I used to be a very, very socially awkward child. Not "I couldn't ask out my crush" socially awkward--this was the real thing. I would, literally, crawl around on all fours pretending to be a cat, or roll around on the floor of the classroom making my markers walk like people on the carpet. In middle school. And I wasn't just eccentric but absolutely terrible at making friends--I've gone several years of my life with literally zero friends. In 7th and 9th grades, and my freshman and sophomore year of college, I didn't know anyone well enough to go over to their house or have them at mine even once.
Let me put this in some perspective, something that will partially explain it: I skipped 3 grades. 4th, 8th, and 11th. I was 15 when I graduated high school, 19 when I graduated college. Yeah, yeah, supergenius, got in the paper, awesome, except for this: if you were in college, and there was a 15-year-old in your dorm (a really weird one who would do things like stick needles through her hands and walk around going "hey look!" to people) which parties would you invite her to?
I don't want to blame it all on circumstances, though; I was a social moron. I was never socially phobic or antisocial--I always wanted to be liked--but until about age 20 I had absolutely no idea how. I was simultaneously so loud and inappropriate that people cringed, and so meek and shy that I could never ask someone to do anything social with me.
I also realize, although I was largely oblivious at the time, that my appearance reflected my general eccentricity. I wore nothing but relaxed-fit jeans and solid-colored baggy t-shirts until I was maybe 19. I had some sort of incomprehensible moral objection to using any products on my hair or any makeup on my face until about the same time, and my standing order at Supercuts was "as short as you can make it and I still look like a girl."
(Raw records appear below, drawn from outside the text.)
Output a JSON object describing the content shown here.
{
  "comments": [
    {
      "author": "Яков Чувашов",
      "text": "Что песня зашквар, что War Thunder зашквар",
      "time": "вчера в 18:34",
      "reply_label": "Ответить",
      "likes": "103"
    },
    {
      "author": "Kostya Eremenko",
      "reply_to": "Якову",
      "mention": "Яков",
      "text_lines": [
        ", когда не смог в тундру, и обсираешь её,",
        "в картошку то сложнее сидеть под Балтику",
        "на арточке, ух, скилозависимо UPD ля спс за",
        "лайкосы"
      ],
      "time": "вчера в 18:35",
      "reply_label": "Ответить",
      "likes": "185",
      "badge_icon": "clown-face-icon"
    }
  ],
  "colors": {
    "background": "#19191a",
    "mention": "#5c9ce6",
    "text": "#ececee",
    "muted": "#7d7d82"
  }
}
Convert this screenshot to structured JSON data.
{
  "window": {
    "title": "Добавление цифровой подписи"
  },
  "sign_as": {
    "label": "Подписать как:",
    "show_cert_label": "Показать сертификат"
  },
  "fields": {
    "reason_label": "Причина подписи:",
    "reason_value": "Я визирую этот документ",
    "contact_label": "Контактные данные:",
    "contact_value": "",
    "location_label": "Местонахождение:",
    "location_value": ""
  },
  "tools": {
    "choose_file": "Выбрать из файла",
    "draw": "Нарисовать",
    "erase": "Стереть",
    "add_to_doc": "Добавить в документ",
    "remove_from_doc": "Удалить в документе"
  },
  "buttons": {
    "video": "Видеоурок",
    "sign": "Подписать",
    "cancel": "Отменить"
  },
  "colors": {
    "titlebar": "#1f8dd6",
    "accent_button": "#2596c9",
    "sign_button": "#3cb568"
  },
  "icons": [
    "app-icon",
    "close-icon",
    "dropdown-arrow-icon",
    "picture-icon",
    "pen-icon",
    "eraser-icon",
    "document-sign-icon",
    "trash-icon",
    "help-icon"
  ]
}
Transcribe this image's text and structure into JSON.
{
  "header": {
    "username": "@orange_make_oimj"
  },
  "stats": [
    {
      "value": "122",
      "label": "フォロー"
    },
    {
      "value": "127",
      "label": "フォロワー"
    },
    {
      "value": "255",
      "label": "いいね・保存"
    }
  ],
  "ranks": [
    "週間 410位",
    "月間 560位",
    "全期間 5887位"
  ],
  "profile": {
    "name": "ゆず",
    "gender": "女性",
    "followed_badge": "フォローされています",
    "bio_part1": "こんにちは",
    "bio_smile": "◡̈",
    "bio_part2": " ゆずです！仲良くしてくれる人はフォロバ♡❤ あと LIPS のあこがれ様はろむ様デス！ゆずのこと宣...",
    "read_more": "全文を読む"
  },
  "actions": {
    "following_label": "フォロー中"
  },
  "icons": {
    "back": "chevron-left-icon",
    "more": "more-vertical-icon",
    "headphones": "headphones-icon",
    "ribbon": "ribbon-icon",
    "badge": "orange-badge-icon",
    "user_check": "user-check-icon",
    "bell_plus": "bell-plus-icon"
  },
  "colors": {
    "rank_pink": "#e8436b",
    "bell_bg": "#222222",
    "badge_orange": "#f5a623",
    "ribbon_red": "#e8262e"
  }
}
The worst part, though, was I simply didn't know how to hold a conversation. For many years something as simple as phoning the registrar's office to ask a question was a daunting task. And talking socially? Ugh. My two modes were "total silence" and "HI I LIKE CATS DO YOU LIKE CATS I LIKE CATS AND ALSO WOLVES I SHOULD BE A CAT WOLF MEOW AHWOOO HA HA."
But here's the interesting part of this sob story: I got better.
It's still an ongoing process, but around age 20 I started being able to talk to people. I started dressing and wearing my hair normally, and I started attending social events. I started dating guys who weren't weirdos. I started having a lot more friends. Maybe most significantly, I started being able to understand how people reacted to a behavior, and became able to predict in advance whether something would go over well. My struggles went from "why don't they like me yelling POOP when other people are talking, poop is funny" to "should we hug or just shake hands?" I wasn't unable to learn social cues after all; I was just very, very slow.
I still embarrass myself more than I think normal people do. I'm still learning to find the line between being meek and being self-centered, and I know I cross it all the time. I can't always tell when I'm taking a joke too far or when I'm not taking a friendly or sexy advance far enough. The worst part, right now, is the paranoia: did I just do something terrible and they're just humoring me to be polite? Will I only know I was wrong when I don't get invited back ever again? Will I never know but secretly they all think I'm a floor-crawling Special Child?
(I was crawling on the floor last night, too, but I don't usually, it was kind of a silly semi-kinky thing--I was only following orders!--and other people were playing along, so I think it was okay. I'm honestly uncertain though.)
But even that is fading, it's more of a joke by now. I'm getting, at age 24, to be a regular sort of person. I look regular, I talk regular, I can eat lunch with you or come to your party and not be That Girl. I can go on first dates and job interviews and by the end of them the person will actually like me. I think I'm emotionally ready for high school now.
How this impacted my sex life is probably another entire post (or this entire blog, really), but clearly there was a big-time impact. From fucking only the weirdest freaks during my freak years, to developing bizarre fantasies through my eccentricity, to the sudden and sometimes overwhelming explosion of possibilities as I become socially competent, the story of my social awkwardness is all tangled up in my sex life.
I don't want to get all bootstrappy, to be "I did it so can anyone!" about my recovery from weirdness, because a lot of people in my situation have real disorders and bigger challenges, so I'll just say that I'm so fucking glad that I was able to do it.